EMC2 news
Posted: Thu Sep 10, 2015 12:27 pm
Michael S. Fischer interviews Jaeyoung Park in the article Fusion: Are We There Yet? and discusses funding of private fusion enterprises.
http://www.fa-mag.com/news/fusion--are- ... 23010.htmlThe Investment
EMC2 is seeking private investment for a three-year, $30 million commercial research program to prove the polywell can work as a nuclear fusion power generator. “We have had a 20-year involvement by the Navy, and it has been a very productive relationship,” says Park. “We were able to address a lot of basic scientific questions.” He understands that at this point, the company has to give up its government subsidy and seek private funding. “The Navy’s view is that they will provide transitional funds, but it’s time for us to go out on our own,” he says. “In their view, we’re becoming an adult.”
Park hopes to appeal to deep-pocket individual investors, as well as family offices and foundations that are committed to solving the energy problem—“people who look at this as their responsibility and their destiny,” he says. “It’s our generation’s job to solve the energy problem. Whenever we created energy in the past, we created pollution and created problems about sustainability, and we’ve done that for more than 200 years.”
An investment in the program is not for the fainthearted, Park freely admits. “People ask whether there are any applications in the middle [before building a reactor], and there aren’t many,” he says. “So it’s a very high-risk and high-return proposition.”
Investors will have full access to the energy production potential of fusion technology, where the biggest impact of the fusion is expected to be. EMC2 owns 100% of the intellectual property from its research. The Navy has licensing rights for specific applications it orders. EMC2 will keep confidential a small segment of the technology that is unique and critical to the Navy.
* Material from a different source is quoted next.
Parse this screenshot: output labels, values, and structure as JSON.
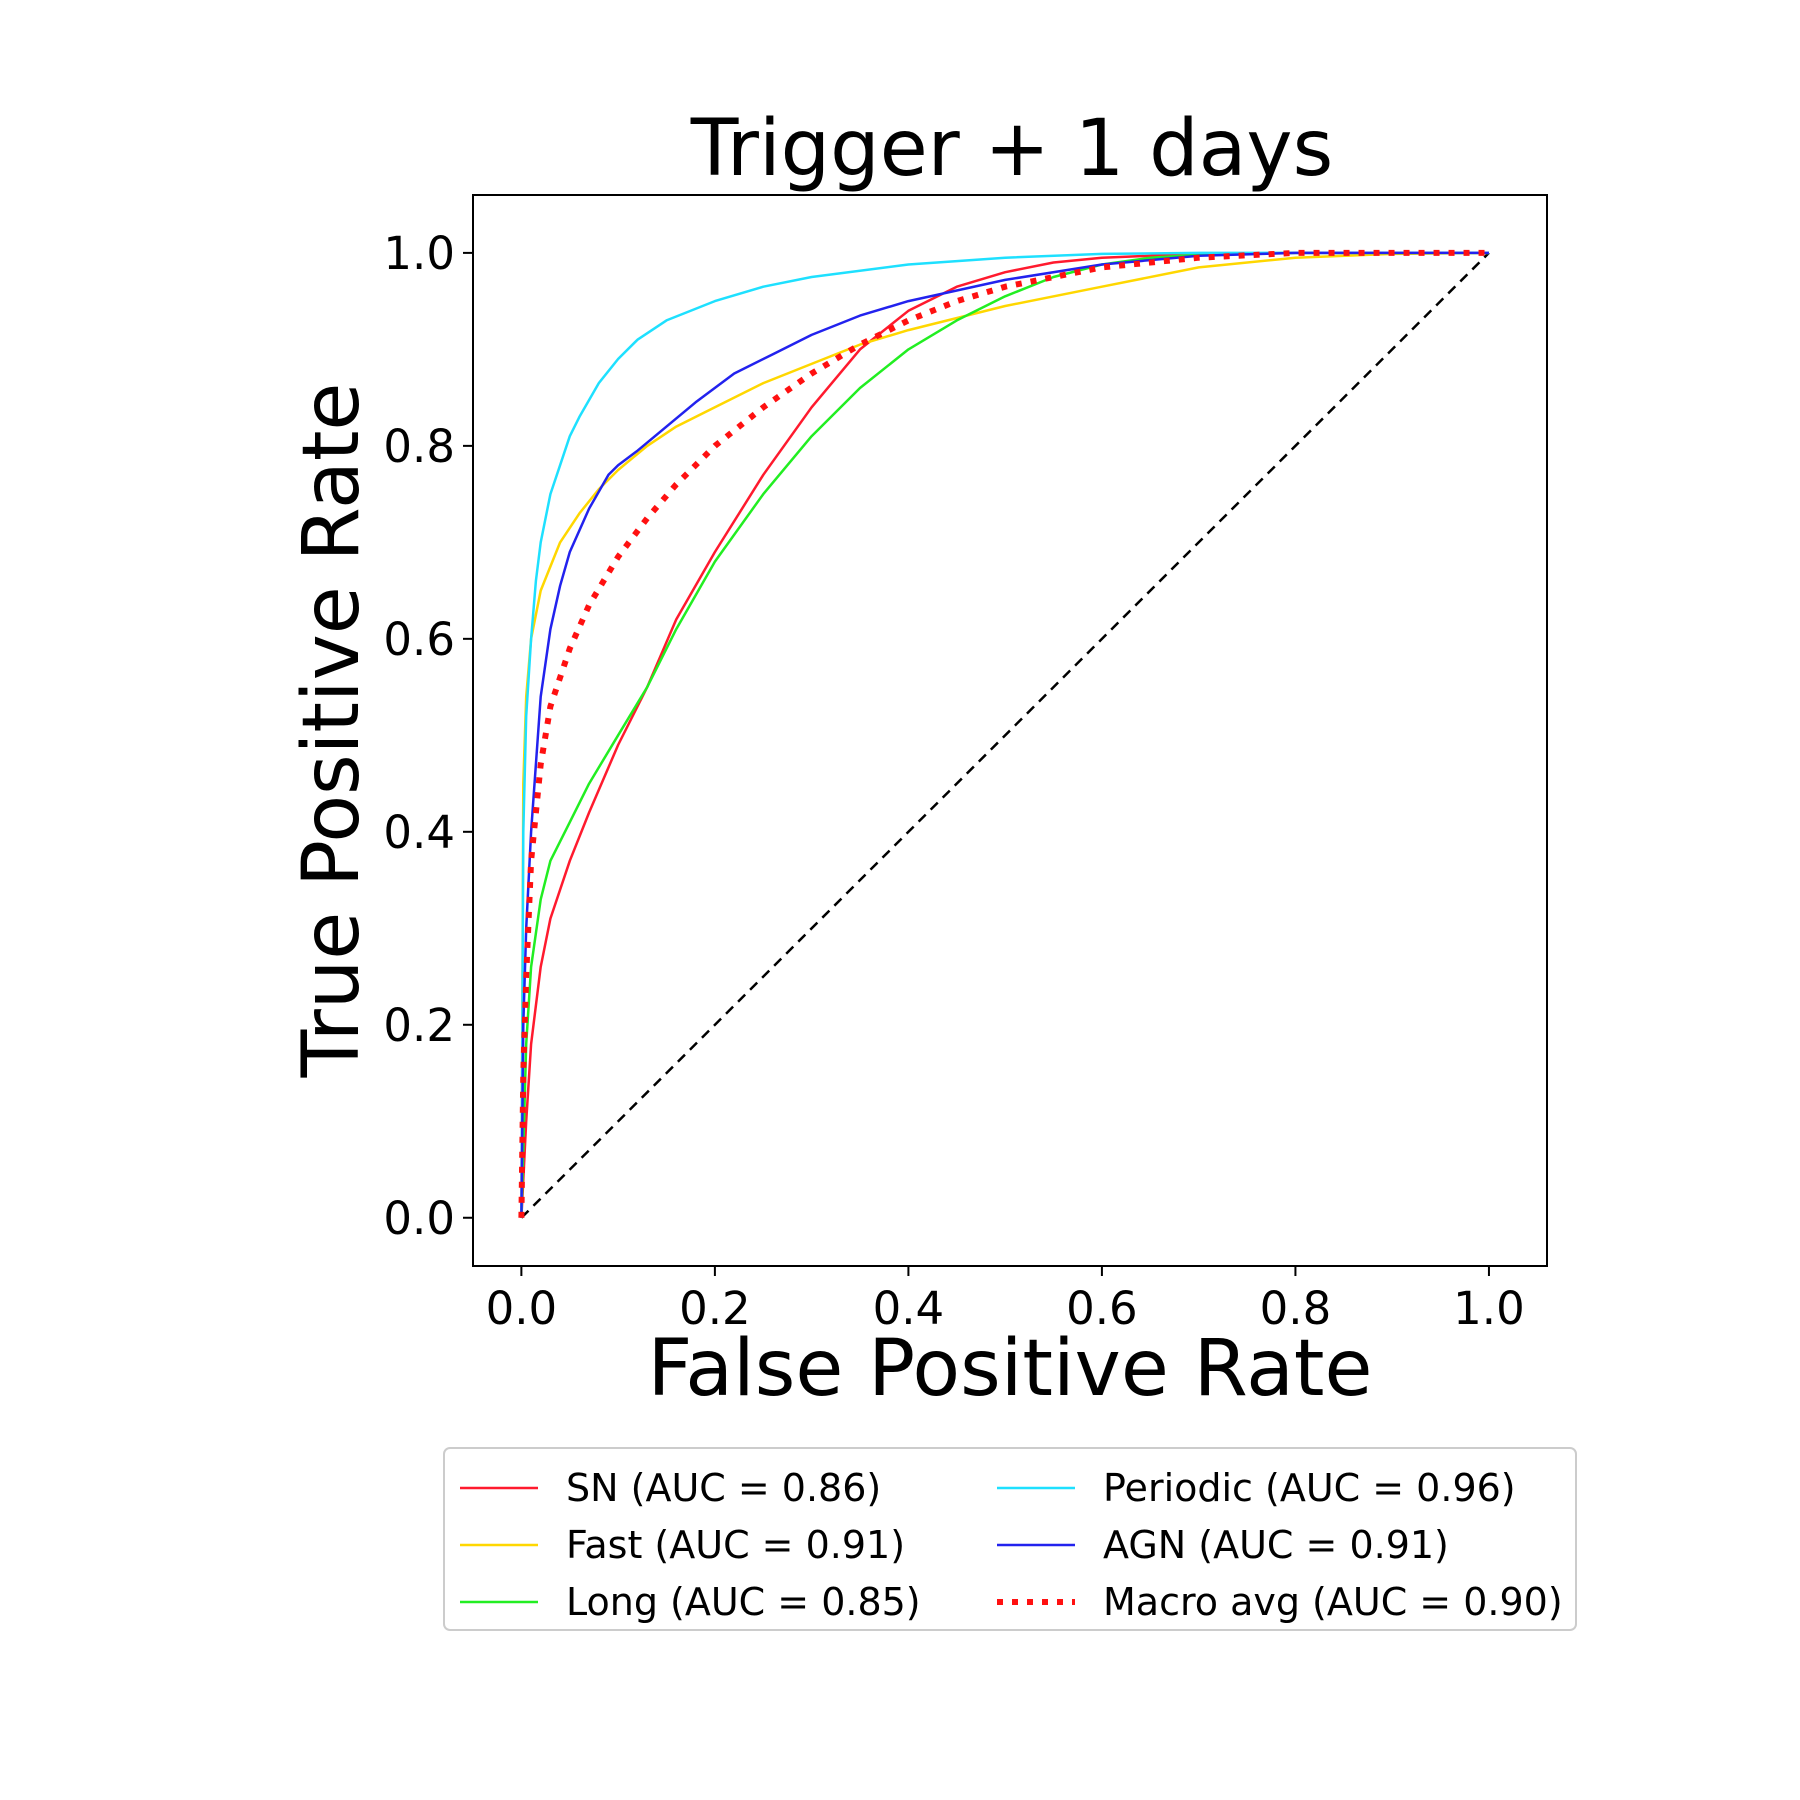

The $30 million phase will complete the last remaining technical milestone before EMC2 embarks on the development of a reactor. Park’s ambition is to see the company’s first reactor on the grid in about 10 years, and almost immediately start to replace coal-based power plants. “That will be the first target because among power sources, that’s the worst one,” he says. “We’ll probably replace nuclear fission, because although its contribution has been great, it’s time to replace it with a better technology.” He also expects the reactor to complement other energy sources, such as solar and wind, and begin to phase out natural gas and the fossil fuels.
Many power plants exist around the world. “How fast we’re going to replace them is going to be market driven, how much each country will invest to replace those old technology power plants and put in this one,” Park says. He estimates that an achievable goal is to replace 20% to 40% of the global electricity market in 20 to 30 years.
Park acknowledges this will be a huge undertaking. “A reactor doesn’t get built very quickly,” he says. That will require a significant infusion of capital, on the order of $200 million to $300 million, he says. He envisions teaming up with an existing energy player. In that event, EMC2 might issue the company 20% to 30% of its shares, and an investor could make an early exit.